Now 21, Tyler has not been able to experience the things every young adult should have the opportunity to do — go to college, live on his own, start a career or celebrate the milestone 21st birthday.
This past February was tough for Angie as the family celebrated Tyler’s birthday. But as a constant cheerleader for her son, she holds onto the belief that he will one day have a better life — one that isn’t spent simply moving from a wheelchair to a shower chair.
After about a year and a half, Tyler began to make great strides.
From the outside looking in, his improvements may seem small, but to his mother they are milestones.
By October 2010, he was able to finally breathe without the help of an oxygen tank. After more than a year taking 20 prescriptions each day, he was down to only having to take two.
Today, Tyler can slightly move his legs, arms and head when lying in the bed. He still cannot sit up alone, but the small movement is a good sign, Angie says.
She is able to feed him some food by mouth and in the past couple of weeks, she said he is making better eye contact when people speak to him.
She continues physical therapy daily. Sometimes Angie helps him finger paint and draw and he loves listening to music, especially the banjo.
When she has the opportunity, she takes him to look at horses or tractors because she knows that makes him happy.
It’s the slight, crooked smile on his face that gives Angie the most hope, even on the worst of days.
“There’s just more in his face. He smiles at the things that he should smile at,” she said.
More than anything, she misses the son and best friend that she used to know.
“I miss talking to him,” she said. “He’s such a happy person.

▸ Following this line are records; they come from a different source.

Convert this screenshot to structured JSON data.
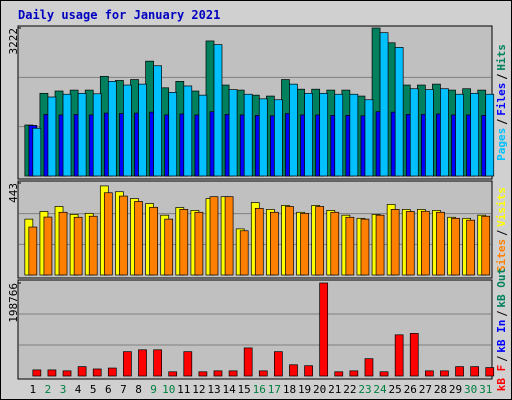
{
  "chart_data": [
    {
      "type": "bar",
      "title": "Daily usage for January 2021",
      "ylim": [
        0,
        3222
      ],
      "yticks": [
        3222
      ],
      "series": [
        {
          "name": "Pages",
          "color": "#00c0ff",
          "values": [
            1040,
            1720,
            1780,
            1800,
            1790,
            2060,
            1980,
            2000,
            2400,
            1820,
            1960,
            1760,
            2860,
            1880,
            1780,
            1680,
            1660,
            2000,
            1800,
            1800,
            1780,
            1780,
            1660,
            3120,
            2800,
            1900,
            1880,
            1900,
            1780,
            1800,
            1780
          ]
        },
        {
          "name": "Files",
          "color": "#0000ff",
          "values": [
            1100,
            1340,
            1330,
            1340,
            1330,
            1370,
            1360,
            1370,
            1390,
            1330,
            1350,
            1330,
            1400,
            1340,
            1330,
            1320,
            1310,
            1360,
            1330,
            1330,
            1320,
            1320,
            1310,
            1400,
            1390,
            1340,
            1340,
            1350,
            1330,
            1330,
            1320
          ]
        },
        {
          "name": "Hits",
          "color": "#00805c",
          "values": [
            1110,
            1800,
            1850,
            1870,
            1870,
            2170,
            2080,
            2100,
            2500,
            1920,
            2060,
            1850,
            2940,
            1980,
            1870,
            1760,
            1740,
            2100,
            1890,
            1890,
            1870,
            1870,
            1740,
            3222,
            2900,
            1980,
            1980,
            2000,
            1870,
            1900,
            1870
          ]
        }
      ]
    },
    {
      "type": "bar",
      "ylim": [
        0,
        443
      ],
      "yticks": [
        443
      ],
      "series": [
        {
          "name": "Sites",
          "color": "#ff8000",
          "values": [
            231,
            279,
            302,
            278,
            283,
            396,
            380,
            354,
            326,
            269,
            316,
            302,
            377,
            377,
            213,
            321,
            302,
            330,
            297,
            330,
            302,
            278,
            269,
            288,
            316,
            306,
            307,
            302,
            273,
            264,
            283
          ]
        },
        {
          "name": "Visits",
          "color": "#ffff00",
          "values": [
            269,
            306,
            330,
            292,
            297,
            429,
            401,
            368,
            344,
            288,
            325,
            311,
            368,
            377,
            222,
            349,
            316,
            335,
            302,
            335,
            311,
            288,
            273,
            292,
            340,
            316,
            316,
            311,
            278,
            273,
            288
          ]
        }
      ]
    },
    {
      "type": "bar",
      "ylim": [
        0,
        198766
      ],
      "yticks": [
        198766
      ],
      "categories": [
        "1",
        "2",
        "3",
        "4",
        "5",
        "6",
        "7",
        "8",
        "9",
        "10",
        "11",
        "12",
        "13",
        "14",
        "15",
        "16",
        "17",
        "18",
        "19",
        "20",
        "21",
        "22",
        "23",
        "24",
        "25",
        "26",
        "27",
        "28",
        "29",
        "30",
        "31"
      ],
      "category_colors": [
        "#000000",
        "#008040",
        "#008040",
        "#000000",
        "#000000",
        "#000000",
        "#000000",
        "#000000",
        "#008040",
        "#008040",
        "#000000",
        "#000000",
        "#000000",
        "#000000",
        "#000000",
        "#008040",
        "#008040",
        "#000000",
        "#000000",
        "#000000",
        "#000000",
        "#000000",
        "#008040",
        "#008040",
        "#000000",
        "#000000",
        "#000000",
        "#000000",
        "#000000",
        "#008040",
        "#008040"
      ],
      "series": [
        {
          "name": "kB F",
          "color": "#ff0000",
          "values": [
            13000,
            13000,
            11000,
            20000,
            15000,
            17000,
            52000,
            56000,
            56000,
            9000,
            52000,
            9000,
            11000,
            11000,
            60000,
            11000,
            52000,
            24000,
            22000,
            198766,
            9000,
            11000,
            37000,
            9000,
            88000,
            91000,
            11000,
            11000,
            20000,
            20000,
            18000
          ]
        },
        {
          "name": "kB In",
          "color": "#0000ff",
          "values": [
            0,
            0,
            0,
            0,
            0,
            0,
            0,
            0,
            0,
            0,
            0,
            0,
            0,
            0,
            0,
            0,
            0,
            0,
            0,
            0,
            0,
            0,
            0,
            0,
            0,
            0,
            0,
            0,
            0,
            0,
            0
          ]
        },
        {
          "name": "kB Out",
          "color": "#00805c",
          "values": [
            0,
            0,
            0,
            0,
            0,
            0,
            0,
            0,
            0,
            0,
            0,
            0,
            0,
            0,
            0,
            0,
            0,
            0,
            0,
            0,
            0,
            0,
            0,
            0,
            0,
            0,
            0,
            0,
            0,
            0,
            0
          ]
        }
      ]
    }
  ]
}
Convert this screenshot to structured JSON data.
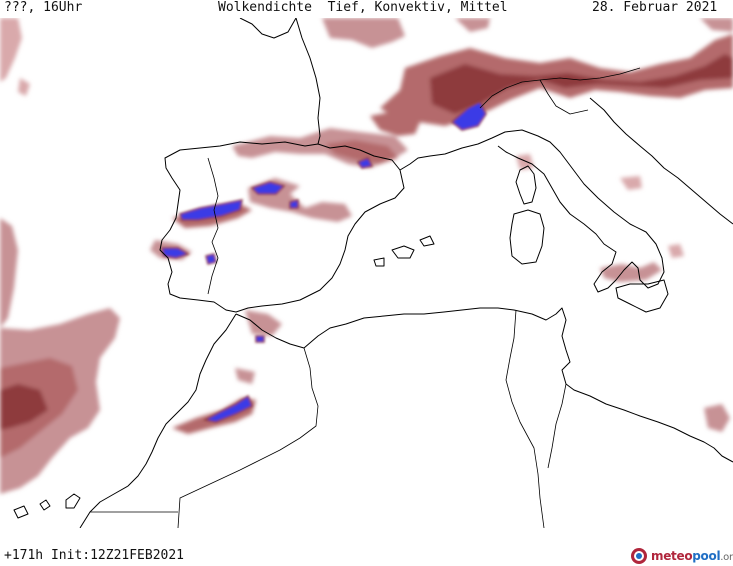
{
  "header": {
    "left": "???, 16Uhr",
    "title": "Wolkendichte  Tief, Konvektiv, Mittel",
    "date": "28. Februar 2021"
  },
  "footer": {
    "run_info": "+171h Init:12Z21FEB2021"
  },
  "brand": {
    "part1": "meteo",
    "part2": "pool",
    "part3": ".org",
    "logo_icon": "meteopool-droplet-icon"
  },
  "map": {
    "region": "Western Mediterranean / Iberia / North Africa",
    "legend_colors": {
      "cloud_low_density": "#d9a9ab",
      "cloud_mid_density": "#b46a6c",
      "cloud_high_density": "#8e3a3e",
      "convective": "#3a3ae6",
      "coastline": "#000000",
      "background": "#ffffff"
    }
  }
}
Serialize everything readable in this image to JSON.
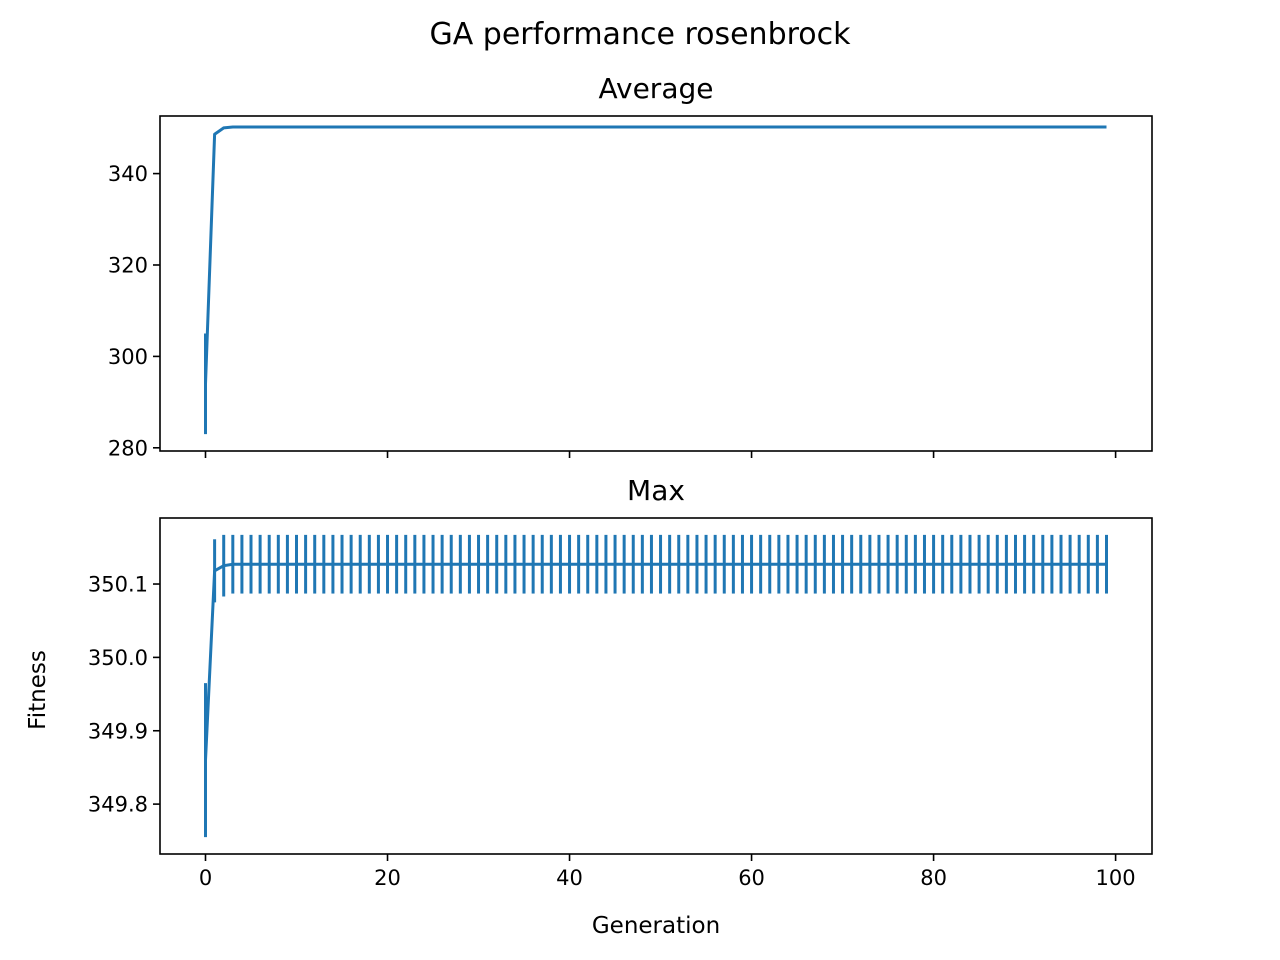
{
  "figure": {
    "title": "GA performance rosenbrock",
    "line_color": "#1f77b4"
  },
  "chart_data": [
    {
      "type": "line",
      "title": "Average",
      "xlabel": "",
      "ylabel": "",
      "xlim": [
        -5,
        104
      ],
      "ylim": [
        279.3,
        352.6
      ],
      "xticks": [
        0,
        20,
        40,
        60,
        80,
        100
      ],
      "xtick_labels_visible": false,
      "yticks": [
        280,
        300,
        320,
        340
      ],
      "ytick_labels": [
        "280",
        "300",
        "320",
        "340"
      ],
      "grid": false,
      "legend": "none",
      "series": [
        {
          "x_start": 0,
          "x_step": 1,
          "values": [
            294,
            348.6,
            350.0,
            350.2,
            350.2
          ],
          "values_note_hold": 350.2,
          "x_end": 99,
          "error": [
            {
              "x": 0,
              "low": 283.0,
              "high": 305.0
            }
          ]
        }
      ]
    },
    {
      "type": "line",
      "title": "Max",
      "xlabel": "Generation",
      "ylabel": "Fitness",
      "xlim": [
        -5,
        104
      ],
      "ylim": [
        349.732,
        350.19
      ],
      "xticks": [
        0,
        20,
        40,
        60,
        80,
        100
      ],
      "xtick_labels": [
        "0",
        "20",
        "40",
        "60",
        "80",
        "100"
      ],
      "yticks": [
        349.8,
        349.9,
        350.0,
        350.1
      ],
      "ytick_labels": [
        "349.8",
        "349.9",
        "350.0",
        "350.1"
      ],
      "grid": false,
      "legend": "none",
      "series": [
        {
          "x_start": 0,
          "x_step": 1,
          "values": [
            349.86,
            350.118,
            350.125,
            350.127,
            350.127
          ],
          "x_end": 99,
          "errors": [
            {
              "x": 0,
              "low": 349.755,
              "high": 349.965
            },
            {
              "x": 1,
              "low": 350.075,
              "high": 350.161
            },
            {
              "x": 2,
              "low": 350.083,
              "high": 350.167
            }
          ],
          "steady_error": {
            "from_x": 3,
            "low": 350.087,
            "high": 350.167
          }
        }
      ]
    }
  ]
}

I want to get him where he can ride a tractor again.”
June 23 will mark the three-year anniversary of his overdose — the day that changed an entire family’s lives forever. On the anniversary last year, Angie said the family wrote prayers for Tyler on balloons and released them into the summer sky.
Her prayer this year is to raise enough money to offer Tyler a new form of therapy called Hyperbaric Oxygen Therapy. Typically used to heal flesh wounds, the treatment involves placing the patient in a chamber with 100 percent pressurized oxygen.
It’s pricey — costing somewhere between $5,000 and $9,000 depending on the location, and Medicaid will no longer pay for Tyler’s therapy.
It would also require travel either to New Orleans or Hilton Head and Tyler would undergo 40 sessions of treatment over an eight-week period.
But if she could raise the money, Angie says she will try anything that might help Tyler improve. Studies show that the treatment delivers high levels of oxygen to the brain, sometimes successfully “waking up” some of the “sleeping cells.”
She also hopes to purchase a new wheelchair for him soon — one that not only reclines like the one he has now, but also pushes him forward to a standing position.
That wheelchair would likely cost around $14,000, money that she doesn't have. But she said, "If it's going to help Tyler in any way, I'm going to find a way to do it."
After a long, cold winter Angie is happy to get Tyler outside to enjoy the sunshine. He especially likes sitting in his wheelchair next to the dam at Lake Junaluska, watching the waterfall and even fishing a little, with the help of his brother, Joseph.
“We bring him out here and he just smiles the whole time. This is the priceless kind of therapy,” she said, gesturing to the landscape at the lake.